Pembentukan Angkatan Siber, Jokowi: Nanti Diserahkan ke otoritas Baru

JAKARTA – Presiden Joko Widodo (Jokowi) mengungkap pernyataan mengenai pembentukan angkatan siber . Menurut Jokowi, beberapa negara sudah ada mendirikan dan juga miliki angkatan siber.
“Ya sangat baik. Karena negara-negara lain yang mana saya lihat ini sudah ada mulai. Saya meninjau ada empat negara yang sudah ada mulai mendirikan angkatan keempatnya, angkatan sibernya,” kata Jokowi untuk wartawan pada IKN, Kalimantan Timur, Kamis (12/9/2024).
Jokowi meyakini, semua negara akan miliki angkatan siber di dalam masa depan. Meski begitu Jokowi menyerahkan segala langkah untuk Presiden Terpilih Prabowo Subianto nantinya, terkait angkatan siber.

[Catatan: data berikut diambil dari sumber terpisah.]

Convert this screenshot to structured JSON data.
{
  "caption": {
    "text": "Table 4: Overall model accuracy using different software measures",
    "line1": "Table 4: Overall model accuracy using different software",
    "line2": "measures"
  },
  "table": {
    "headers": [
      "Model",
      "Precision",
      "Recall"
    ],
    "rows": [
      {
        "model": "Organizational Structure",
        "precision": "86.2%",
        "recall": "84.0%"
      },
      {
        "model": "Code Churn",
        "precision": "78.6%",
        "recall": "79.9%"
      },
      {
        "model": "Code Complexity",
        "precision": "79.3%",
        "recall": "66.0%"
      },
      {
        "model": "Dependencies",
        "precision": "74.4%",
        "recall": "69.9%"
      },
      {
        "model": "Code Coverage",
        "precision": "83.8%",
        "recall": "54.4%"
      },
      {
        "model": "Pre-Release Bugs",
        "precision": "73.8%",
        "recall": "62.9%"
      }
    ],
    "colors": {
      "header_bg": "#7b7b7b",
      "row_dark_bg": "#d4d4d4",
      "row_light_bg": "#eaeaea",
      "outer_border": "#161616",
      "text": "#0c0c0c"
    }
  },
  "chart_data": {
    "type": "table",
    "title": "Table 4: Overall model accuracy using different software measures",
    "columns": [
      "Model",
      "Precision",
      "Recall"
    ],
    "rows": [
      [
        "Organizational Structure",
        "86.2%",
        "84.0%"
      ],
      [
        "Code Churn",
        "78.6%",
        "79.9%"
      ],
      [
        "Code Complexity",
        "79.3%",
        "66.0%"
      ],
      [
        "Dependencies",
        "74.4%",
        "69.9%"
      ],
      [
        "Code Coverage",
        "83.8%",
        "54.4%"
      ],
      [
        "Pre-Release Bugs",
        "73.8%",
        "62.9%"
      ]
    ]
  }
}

“Saya rasa nanti semua negara akan menuju ke sana. Termasuk saya kira, tapi nanti biar pemerintah baru Pak Presiden Prabowo Subianto yang tersebut akan menuju ke sana,” ungkapnya.
Diberitakan sebelumnya, Panglima TNI Jenderal TNI Agus Subiyanto mengungkapkan, telah terjadi mendapat instruksi dari Presiden Jokowi untuk membentuk angkatan siber sebagai matra keempat. Hal itu pada masa kini terus dibahas pada internal militer.
“Saya sudah ada diperintahkan oleh Pak Presiden. Kemarin juga dari MPR waktu pidato (Sidang Tahunan), untuk menghasilkan angkatan siber,” kata Agus ditemui pada Kompleks Parlemen, Senayan, DKI Jakarta Pusat, Selasa (3/9/2024).
Dalam hal ini, Agus mengaku pihaknya telah lama mempunyai satuan siber di tempat TNI. Namun kata Agus, memang sebenarnya perlu dioptimalkan sehingga muncul opsi penambahan matra siber.
Terkait hal ini, TNI akan datang memprioritaskan warga sipil yang digunakan miliki latar belakang IT untuk bergabung ke satuan siber itu. Sehingga, nantinya akan turut diatur mengenai proses rekrutmen.
“Kan satuan siber telah ada, semata-mata tinggal dioptimalkan. Siber itu memang sebenarnya bergantung dengan SDM, itu yang digunakan saya prioritaskan rekrutmen dari orang sipil yang memang benar punya kemampuan IT. Memang rekrutmennya khusus,” ujar Agus.